In the midst of upheaval and dislocation, a touching story from the preschool for the children of devastated Kibbutz Be'eri in their temporary refuge in the Dead Sea area.

Upon arriving at the hotel tasked with caring for the kindergarten children, the preschool teachers pondered a poignant question: How do you cultivate a garden in such a transient space? Inspired and determined, the staff embarked on a journey of creation, starting with potted plants, donated seeds, and a wealth of ideas. The children, used to being surrounded by the fields and orchards of their kibbutz, eagerly embraced this horticultural endeavor, giving life to a vibrant potted garden.

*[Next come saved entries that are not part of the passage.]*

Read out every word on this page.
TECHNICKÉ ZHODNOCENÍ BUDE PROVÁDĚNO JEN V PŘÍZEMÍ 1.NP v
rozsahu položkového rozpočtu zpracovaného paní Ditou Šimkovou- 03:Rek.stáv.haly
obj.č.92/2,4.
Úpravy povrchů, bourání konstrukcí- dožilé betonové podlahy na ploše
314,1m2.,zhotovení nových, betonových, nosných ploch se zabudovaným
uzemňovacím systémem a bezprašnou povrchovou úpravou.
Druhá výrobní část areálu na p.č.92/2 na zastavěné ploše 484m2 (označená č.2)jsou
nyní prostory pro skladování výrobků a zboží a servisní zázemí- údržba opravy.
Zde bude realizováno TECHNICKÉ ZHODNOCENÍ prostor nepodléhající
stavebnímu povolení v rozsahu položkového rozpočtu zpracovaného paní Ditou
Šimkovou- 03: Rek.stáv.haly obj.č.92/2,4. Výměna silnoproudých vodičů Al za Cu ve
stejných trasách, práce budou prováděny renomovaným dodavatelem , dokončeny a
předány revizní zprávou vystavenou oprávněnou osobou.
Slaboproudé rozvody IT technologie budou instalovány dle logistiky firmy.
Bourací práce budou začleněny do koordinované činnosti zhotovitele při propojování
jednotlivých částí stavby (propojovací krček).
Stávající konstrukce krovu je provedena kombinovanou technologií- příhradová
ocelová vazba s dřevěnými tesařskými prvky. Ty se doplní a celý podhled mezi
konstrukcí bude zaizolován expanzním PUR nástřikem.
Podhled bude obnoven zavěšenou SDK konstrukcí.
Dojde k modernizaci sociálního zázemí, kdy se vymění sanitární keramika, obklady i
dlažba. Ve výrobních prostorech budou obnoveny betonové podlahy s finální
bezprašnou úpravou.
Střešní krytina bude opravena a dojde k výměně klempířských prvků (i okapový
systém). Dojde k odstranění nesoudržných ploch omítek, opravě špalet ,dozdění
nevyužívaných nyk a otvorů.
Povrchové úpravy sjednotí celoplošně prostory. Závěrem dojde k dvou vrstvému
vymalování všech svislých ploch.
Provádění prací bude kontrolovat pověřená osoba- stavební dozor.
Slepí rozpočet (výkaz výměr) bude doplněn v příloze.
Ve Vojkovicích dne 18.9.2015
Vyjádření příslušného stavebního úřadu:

Be'eri's children prepare soil for their garden

Two weeks ago, Elad Pelleg, Dror Israel educator and the preschool's director, brought news of students from the Urban Eco-Agriculture Vocational Training Course at Dror Israel's Tel Aviv High School crafting wooden planters for the preschool's children to grow vegetables. Born from a desire to use their technological skills and knowledge to help, the garden became a collaborative effort, symbolizing resilience and shared purpose. The students designed and created the portable planters, contributing to the creation of a green oasis for Be'eri's children.

"The challenge in the Dead Sea is finding planting soil and compost," shares Ela Yalon, one of the preschool teachers. However, through the generosity of Israel's Permaculture community, they received vital donations. "Thanks to the Be'eri community and the hardworking children who have planted and continue working in the garden. You are champions!"

Students from Dror Israel's Tel Aviv Vocational School pitched in to help build a garden for the preschool.

For the children, reconnecting to the soil and its deep healing powers helps to ground them, renew their spirits, and foster growth.

This tale is not just about a garden; it's a symbol of resilience and growth in the face of adversity. Dror Israel, operating seven preschools for the evacuated children from Kibbutz Be'eri, understands the profound impact of reconnecting with the land. Since October 7th, these children have faced displacement and destruction, yet amidst the chaos, the act of cultivating a garden becomes a profound step towards rebuilding and healing.

The little kibbutznikim love taking care of their new garden.